By Dr Gillian Doherty
Devotion to Mary is an ancient and cherished feature of Catholicism in Ireland. From the first proclamation of the Gospel by St Patrick, St Declan and other missionaries in the 5th century, the Blessed Virgin was beloved by the Irish as the Mother of Jesus, our Saviour. In the past, some scholars claimed that Marian devotion in Ireland only became widespread and popular after the Anglo-Norman invasion in the 12th century, but the evidence bears witness to a much older tradition. References to and representations of Our Lady in manuscripts, in folk tradition, on stone and precious metal demonstrate that Irish fidelity to Mary took root in the hearts of the new Christians from the very beginning.
St Patrick’s arrival in Ireland in 432 AD was just one year after the declaration of the Council of Ephesus that Mary is THEOTOKOS, God-bearer, Mother of God. St Patrick and the native Saints that followed him, proclaimed Jesus as Mac Muire, Mac na Maighdine, Son of Mary, Son of the Virgin, and always described Mary as Muire Mháthair or Máthair Dé, Mary Mother, Mother of God. St Brigid (obit.c. 525 AD), one of our national patron saints, was bestowed with the title ‘Mary of the Irish’ as a token of the highest estimation afforded by her people.
In the centuries that followed, scholars and sculptors, poets and artists paid homage to Mary as Queen and Mother. The earliest known image of Mary in Irish art is in the Book of Kells c.800 AD, which shows the Virgin Mother seated on a throne with the Divine Child cradled in her arms. It is a poignant image of Motherhood, but also of Divine Queenship, as Mary is seated in glory, surrounded by Angels, with a halo denoting her Sainthood.
Irish monks, renowned internationally for their learning, eloquently expressed Irish dedication to Mary in missals, martyrologies, poems and prayers of remarkable beauty, some of which are still used in the Divine Office. Consider, for example, an ancient Irish litany to Our Lady attributed historically to St Columcille (dated by modern scholars to c.1000AD):
‘O Mary, kind, gentle maid, give help to us;
O casket of the Lord’s body, O shrine of mysteries!
O queen of all who reign, O holy virgin maid,
Pray for us that through thee our wretched sin may be forgiven.
O compassion, O forgiving one, with the grace of the pure Spirit,
Entreat with us the true-judging King, thy fair fragrant child.’

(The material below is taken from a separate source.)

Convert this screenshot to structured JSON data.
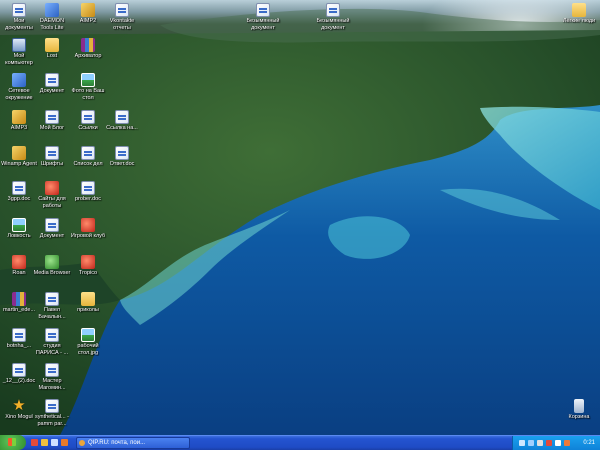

Litanies such as this were learned by heart, recited aloud, and passed on from generation to generation. Since manuscripts were rare, and since most people were illiterate, litanies were an important means of teaching people about the mysteries concerning Our Lady, and about Mary’s relationship to her Son and to the Father, and to us, her adopted children. Such key teachings included the Annunciation, Immaculate Conception, Perpetual Virginity, Nativity, and Mary as Mediatrix, intercessor. In the first centuries of Christianity in Ireland, before the introduction of the Rosary in the 13th century, litanies fostered deep devotion to Mary, which has ever since been an authentic characteristic of the faith in Ireland.
In poetry devoted to Mary, the most common themes are comparisons with Eve (Mary being the second Eve who has been the means of undoing the sin of the first Eve); Mary’s virtues: purity, humility, sanctity; her suffering at the Passion; her closeness to her Son, especially as his Mother who tenderly nursed him; her power as an intercessor before God the Father, especially at the Last Judgement; her beauty, which is frequently compared to nature, the heavens and the seas.
Irish love of Our Lady, as expressed in word, image, artefact, and practice through the centuries, has been a constant source of immeasurable joy, strength and consolation to Irish people, especially during periods of famine, warfare and persecutions. Just as Our Lady was to the fore in the first evangelisation of Ireland, she is again at the heart of the new evangelisation of the 21st century. We pray that Mary will continue to favour us with her patronage and succour in this mission to our own people.